Marine : « Maîtriser les machines pour ne dépendre de personne »
TNC le 08/03/2025 à 05:26
La reprise de l’élevage bovin viande familial n’a pas été un long fleuve tranquille pour Marine Boyer. La jeune femme s’est d’abord heurtée à l’animosité du voisinage, puis à la frilosité de son entourage. Mais elle a tenu bon et est parvenue à s’intégrer dans le microcosme agricole local en s’investissant au sein de la Cuma. « La machine, de même que réaliser tous les travaux sur la ferme, sont les clés de l’indépendance des agricultrices », estime-t-elle.
« Chaotique » : Marine Boyer, jeune éleveuse de Limousines, définit comme tel son parcours d’installation en élevage. Informaticienne à Toulouse, elle ne se destine pas de prime abord à reprendre la ferme familiale à La Bastique-l’Évêque dans l’Aveyron. Mais au bout de quatre ans, « j’ai commencé à me poser des questions, quelque chose n’allait pas, je ne me sentais pas épanouie dans mon métier, ma vie », confie-t-elle.
« Des doutes sur ma capacité à reprendre la structure »
Elle et son conjoint, Loïc Pomiès, décident de faire un break d’un an au Canada, où ils alternent petits boulots, dans l’événementiel notamment, et découvertes du pays et des États-Unis. Une pause magique, hors du temps, qui favorise un déclic : l’envie de revenir en France sur l’exploitation auprès de sa famille. Justement son père aspire à la retraite. Même chose du côté de Loïc, parti travailler hors du monde agricole, en ville. Le jeune couple envisage donc la reprise des deux structures.
Les parents de Marine sont d’abord surpris. « Des interrogations sur ma capacité à reprendre le flambeau, s’installer sur l’élevage, que l’entreprise puisse être rentable surtout, ont vite été soulevées », se souvient-elle. Alors la future éleveuse réfléchit à une stratégie de diversification. Mais finalement, une opportunité foncière se présente : les deux jeunes choisissent de s’associer en Gaec en reprenant les deux fermes parentales, ainsi qu’une autre à proximité.
« Selon les voisins, la ferme ne perdurerait pas »
« Là ont débuté des difficultés avec le voisinage, qui s’est servi du fait que je sois une femme pour nous mettre des bâtons dans les roues, en particulier pour accéder aux terres que nous avions repérées, prétextant que nous n’étions pas capables de gérer une exploitation et que celle-ci ne perdurerait pas », raconte la jeune femme, âgée comme son compagnon de 35 ans.
Des propos durs – d’autant qu’assortis de paroles et attitudes sexistes – bien que cette dernière ait bien conscience qu’elle et Loïc, pourtant issus du milieu agricole, devaient se former, ne s’y étant pas intéressés de trop près auparavant. « Fille et fils d’agriculteurs, il nous manquait cependant des connaissances et de l’expérience terrain », détaille la jeune productrice.
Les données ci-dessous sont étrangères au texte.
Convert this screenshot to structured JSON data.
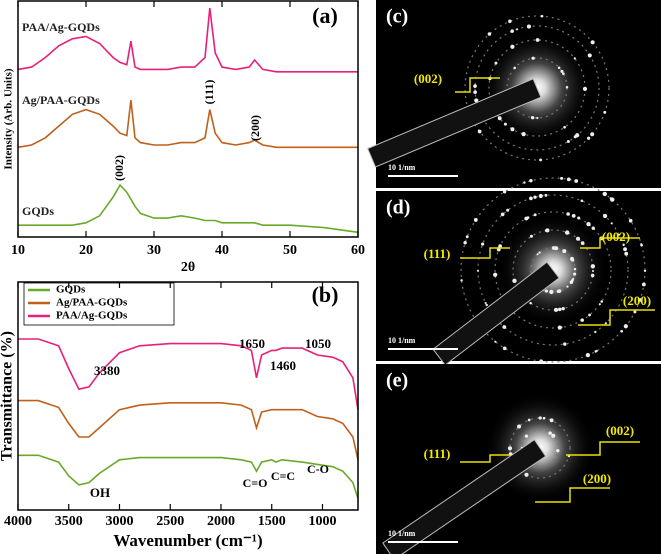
{
  "chart_data": [
    {
      "type": "line",
      "ylabel": "Intensity (Arb. Units)",
      "xlabel": "2θ",
      "x": [
        10,
        12,
        14,
        16,
        18,
        20,
        22,
        24,
        25,
        26,
        26.6,
        27.2,
        28,
        30,
        32,
        34,
        36,
        37.5,
        38.2,
        39,
        40,
        42,
        44,
        44.8,
        46,
        48,
        50,
        55,
        60
      ],
      "xlim": [
        10,
        60
      ],
      "xticks": [
        10,
        20,
        30,
        40,
        50,
        60
      ],
      "ylim": [
        0,
        100
      ],
      "series": [
        {
          "name": "GQDs",
          "color": "#6aaa2a",
          "values": [
            5,
            5,
            5,
            5,
            5,
            6,
            9,
            17,
            22,
            19,
            16,
            13,
            10,
            8,
            8,
            9,
            8,
            7,
            7,
            7,
            6,
            6,
            6,
            6,
            5,
            5,
            5,
            4,
            2
          ]
        },
        {
          "name": "Ag/PAA-GQDs",
          "color": "#c0601a",
          "values": [
            38,
            39,
            42,
            47,
            52,
            54,
            52,
            47,
            44,
            43,
            58,
            42,
            40,
            39,
            39,
            40,
            40,
            42,
            54,
            44,
            40,
            39,
            40,
            41,
            39,
            38,
            38,
            38,
            38
          ]
        },
        {
          "name": "PAA/Ag-GQDs",
          "color": "#e8207a",
          "values": [
            71,
            72,
            76,
            81,
            84,
            85,
            82,
            76,
            74,
            73,
            83,
            72,
            71,
            71,
            71,
            72,
            72,
            76,
            97,
            78,
            72,
            71,
            72,
            75,
            71,
            70,
            70,
            70,
            70
          ]
        }
      ],
      "annotations": [
        "(a)",
        "(002)",
        "(111)",
        "(200)"
      ]
    },
    {
      "type": "line",
      "ylabel": "Transmittance (%)",
      "xlabel": "Wavenumber (cm⁻¹)",
      "x": [
        4000,
        3800,
        3600,
        3500,
        3400,
        3300,
        3200,
        3000,
        2800,
        2500,
        2000,
        1800,
        1700,
        1650,
        1600,
        1500,
        1460,
        1400,
        1200,
        1050,
        900,
        800,
        700,
        650
      ],
      "xlim": [
        4000,
        650
      ],
      "xticks": [
        4000,
        3500,
        3000,
        2500,
        2000,
        1500,
        1000
      ],
      "ylim": [
        0,
        100
      ],
      "series": [
        {
          "name": "GQDs",
          "color": "#6aaa2a",
          "values": [
            24,
            24,
            21,
            15,
            11,
            12,
            16,
            22,
            23,
            23,
            23,
            22,
            21,
            17,
            21,
            22,
            21,
            22,
            21,
            20,
            19,
            17,
            12,
            5
          ]
        },
        {
          "name": "Ag/PAA-GQDs",
          "color": "#c0601a",
          "values": [
            48,
            48,
            45,
            38,
            32,
            32,
            36,
            44,
            46,
            47,
            47,
            46,
            44,
            36,
            43,
            44,
            44,
            44,
            44,
            41,
            40,
            38,
            32,
            22
          ]
        },
        {
          "name": "PAA/Ag-GQDs",
          "color": "#e8207a",
          "values": [
            75,
            75,
            72,
            62,
            53,
            54,
            60,
            69,
            72,
            73,
            73,
            72,
            70,
            58,
            68,
            70,
            70,
            71,
            71,
            68,
            67,
            65,
            58,
            44
          ]
        }
      ],
      "annotations": [
        "(b)",
        "3380",
        "1650",
        "1460",
        "1050",
        "OH",
        "C=O",
        "C=C",
        "C-O"
      ]
    }
  ],
  "images": [
    {
      "label": "(c)",
      "planes": [
        "(002)"
      ],
      "scale": "10 1/nm"
    },
    {
      "label": "(d)",
      "planes": [
        "(111)",
        "(002)",
        "(200)"
      ],
      "scale": "10 1/nm"
    },
    {
      "label": "(e)",
      "planes": [
        "(111)",
        "(002)",
        "(200)"
      ],
      "scale": "10 1/nm"
    }
  ]
}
En plus d’acquérir la capacité professionnelle agricole nécessaire pour bénéficier de la DJA (dotation jeune agriculteur), cette formation de huit mois leur a permis de mûrir leur projet.
Mon entourage me conseillait de laisser mon conjoint s’installer seul.
« Plus ce dernier avançait, plus les questionnements et réserves s’intensifiaient, relate-t-elle, y compris de la part de l’entourage qui essayait de me dissuader, disant de peut-être faire un pas en arrière, travailler à l’extérieur et laisser mon conjoint seul aux manettes. » Marine a persévéré, « gardé le cap » et ils se sont installés ensemble le 1er avril 2017, sur une structure de 135 ha et 90 mères allaitantes, en bio « par conviction, même si la filière connaît actuellement une période un peu compliquée ».
« Via la Cuma, j’ai réussi à prouver ma légitimité »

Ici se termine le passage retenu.